Andrea Edwards

Your Children are a Credit to You

For the first time EVER, our friend Felicia (who met our treasures for the first time on the weekend) said: “your children are a credit to you.” Yep, someone has said that. Out loud. And there were witnesses and everything.

Our reaction? Shock first. Then we looked at each other, wide-eyed and burst out laughing. Seriously? Our little buggers? You’re actually talking about those two guys, the boys over there sitting on top of the spa, eating chips and getting them everywhere, the ones about to throw rocks off the balcony if we don’t get there first, those two dudes working out in the outdoor gym – the gym exclusively for adults, those maniacs getting filthy, dropping the occasional F-bomb in a context they heard on a ‘children’s’ video on YouTube? Those two? Really?
The outdoor gym at a wedding – perfect distraction
Someone finally thinks they’re um… well… good! Well behaved even. AWESOME!! We couldn’t believe it, but secretly we’re both thrilled, because they are a credit to us. They’re awesome. Annoying pains in the arse absolutely. But they are completely awesome, and funny, so bloody funny. My word.
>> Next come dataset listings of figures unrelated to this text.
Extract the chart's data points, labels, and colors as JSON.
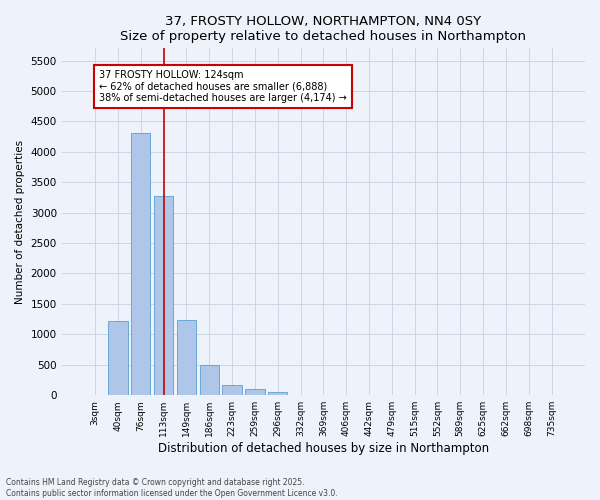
{
  "title": "37, FROSTY HOLLOW, NORTHAMPTON, NN4 0SY",
  "subtitle": "Size of property relative to detached houses in Northampton",
  "xlabel": "Distribution of detached houses by size in Northampton",
  "ylabel": "Number of detached properties",
  "categories": [
    "3sqm",
    "40sqm",
    "76sqm",
    "113sqm",
    "149sqm",
    "186sqm",
    "223sqm",
    "259sqm",
    "296sqm",
    "332sqm",
    "369sqm",
    "406sqm",
    "442sqm",
    "479sqm",
    "515sqm",
    "552sqm",
    "589sqm",
    "625sqm",
    "662sqm",
    "698sqm",
    "735sqm"
  ],
  "values": [
    0,
    1220,
    4310,
    3280,
    1240,
    490,
    175,
    95,
    55,
    0,
    0,
    0,
    0,
    0,
    0,
    0,
    0,
    0,
    0,
    0,
    0
  ],
  "bar_color": "#aec6e8",
  "bar_edge_color": "#5a9fd4",
  "vline_x": 3.0,
  "vline_color": "#cc0000",
  "annotation_text": "37 FROSTY HOLLOW: 124sqm\n← 62% of detached houses are smaller (6,888)\n38% of semi-detached houses are larger (4,174) →",
  "annotation_box_color": "white",
  "annotation_box_edge_color": "#cc0000",
  "ylim": [
    0,
    5700
  ],
  "yticks": [
    0,
    500,
    1000,
    1500,
    2000,
    2500,
    3000,
    3500,
    4000,
    4500,
    5000,
    5500
  ],
  "footer_line1": "Contains HM Land Registry data © Crown copyright and database right 2025.",
  "footer_line2": "Contains public sector information licensed under the Open Government Licence v3.0.",
  "bg_color": "#eef2fa",
  "plot_bg_color": "#eef2fa",
  "grid_color": "#c8d0e0"
}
The challenge is we don’t want them to be “good.” I hate it when they say to me “but we just want to be good mum.” I always say: you are good mate, but sometimes you don’t make good decisions, that’s a different thing. There’s no good or bad darling. We all make bad decisions.

This good/bad malarkey doesn’t sit well with me at all.
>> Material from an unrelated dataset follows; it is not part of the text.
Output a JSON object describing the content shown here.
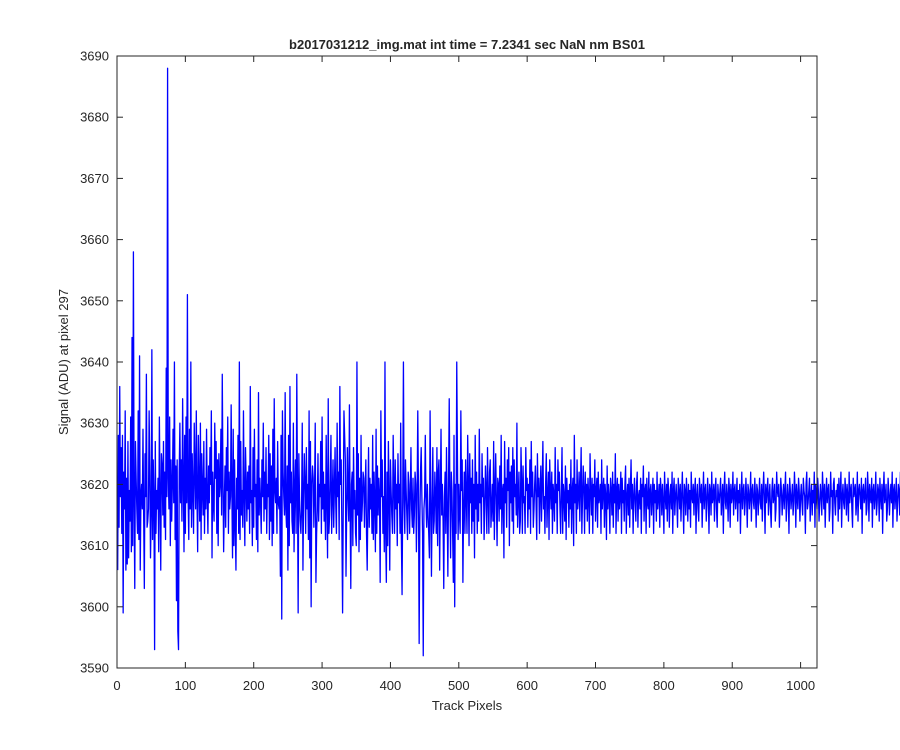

But I really don’t want my boys to be good. I want them to be marvelous. Courageous. Ambitious in whatever way that emerges. Curious. Funny. Irreverent. Silly. Adventurous. Expressive. Emotionally intelligent. And a whole lot more. More than anything, though, I want them to be happy.
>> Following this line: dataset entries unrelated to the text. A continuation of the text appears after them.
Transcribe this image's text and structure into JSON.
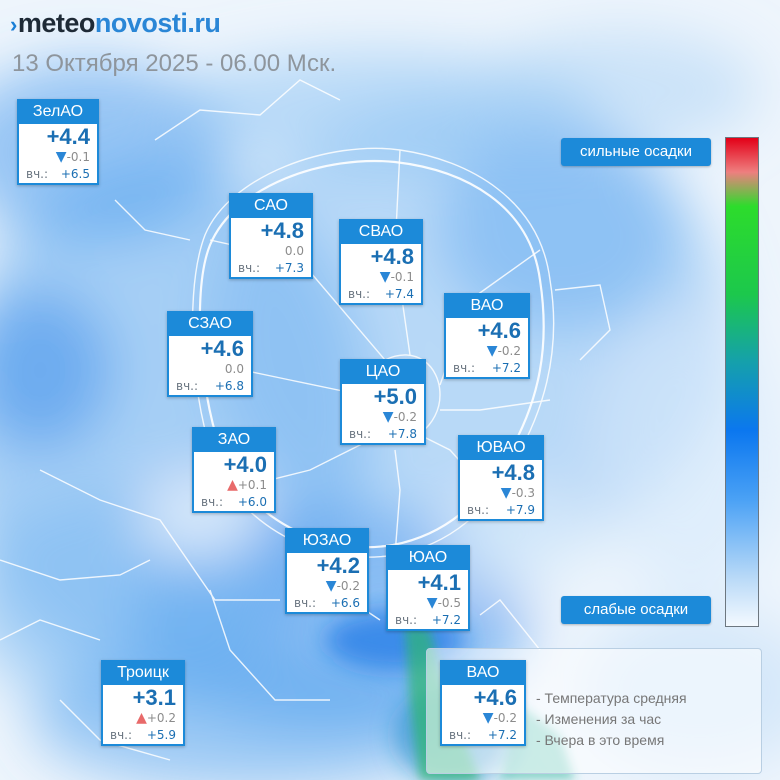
{
  "header": {
    "logo_part1": "meteo",
    "logo_part2": "novosti.ru",
    "datetime": "13 Октября 2025 - 06.00 Мск."
  },
  "scale": {
    "top_label": "сильные осадки",
    "bottom_label": "слабые осадки",
    "colors_top_to_bottom": [
      "#e30018",
      "#ee7f7f",
      "#2ddc2c",
      "#15a0ac",
      "#0b77ef",
      "#b8d9f7",
      "#f3f9ff"
    ]
  },
  "yesterday_label": "вч.:",
  "districts": [
    {
      "name": "ЗелАО",
      "temp": "+4.4",
      "trend": "down",
      "change": "-0.1",
      "yesterday": "+6.5"
    },
    {
      "name": "САО",
      "temp": "+4.8",
      "trend": "none",
      "change": "0.0",
      "yesterday": "+7.3"
    },
    {
      "name": "СВАО",
      "temp": "+4.8",
      "trend": "down",
      "change": "-0.1",
      "yesterday": "+7.4"
    },
    {
      "name": "ВАО",
      "temp": "+4.6",
      "trend": "down",
      "change": "-0.2",
      "yesterday": "+7.2"
    },
    {
      "name": "СЗАО",
      "temp": "+4.6",
      "trend": "none",
      "change": "0.0",
      "yesterday": "+6.8"
    },
    {
      "name": "ЦАО",
      "temp": "+5.0",
      "trend": "down",
      "change": "-0.2",
      "yesterday": "+7.8"
    },
    {
      "name": "ЗАО",
      "temp": "+4.0",
      "trend": "up",
      "change": "+0.1",
      "yesterday": "+6.0"
    },
    {
      "name": "ЮВАО",
      "temp": "+4.8",
      "trend": "down",
      "change": "-0.3",
      "yesterday": "+7.9"
    },
    {
      "name": "ЮЗАО",
      "temp": "+4.2",
      "trend": "down",
      "change": "-0.2",
      "yesterday": "+6.6"
    },
    {
      "name": "ЮАО",
      "temp": "+4.1",
      "trend": "down",
      "change": "-0.5",
      "yesterday": "+7.2"
    },
    {
      "name": "Троицк",
      "temp": "+3.1",
      "trend": "up",
      "change": "+0.2",
      "yesterday": "+5.9"
    }
  ],
  "legend": {
    "sample": {
      "name": "ВАО",
      "temp": "+4.6",
      "trend": "down",
      "change": "-0.2",
      "yesterday": "+7.2"
    },
    "items": [
      "- Температура средняя",
      "- Изменения за час",
      "- Вчера в это время"
    ]
  },
  "colors": {
    "accent": "#1c8ad9",
    "temp_text": "#1b6fb3",
    "down_arrow": "#2a86d6",
    "up_arrow": "#e86a6a"
  }
}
We had another little accolade this week. Lex came home with the pictured star, an award for being obedient. OBEDIENT? I look at Steve and recognize that at this moment, all this mother is required to do is give her son an enthusiastic high five for his achievement. But an award for obedience – yuk! I don’t like that at all.


My children ARE NOT obedient and good on them for that. I want them to challenge everything, especially me. I don’t have it all right, I don’t have all the answers, because no one does. So teachers, give my boys awards, but you can keep the obedient star in future OK?

Anyone with me here?

What’s the “worst” award you’ve seen, even if others think it’s a “good” thing?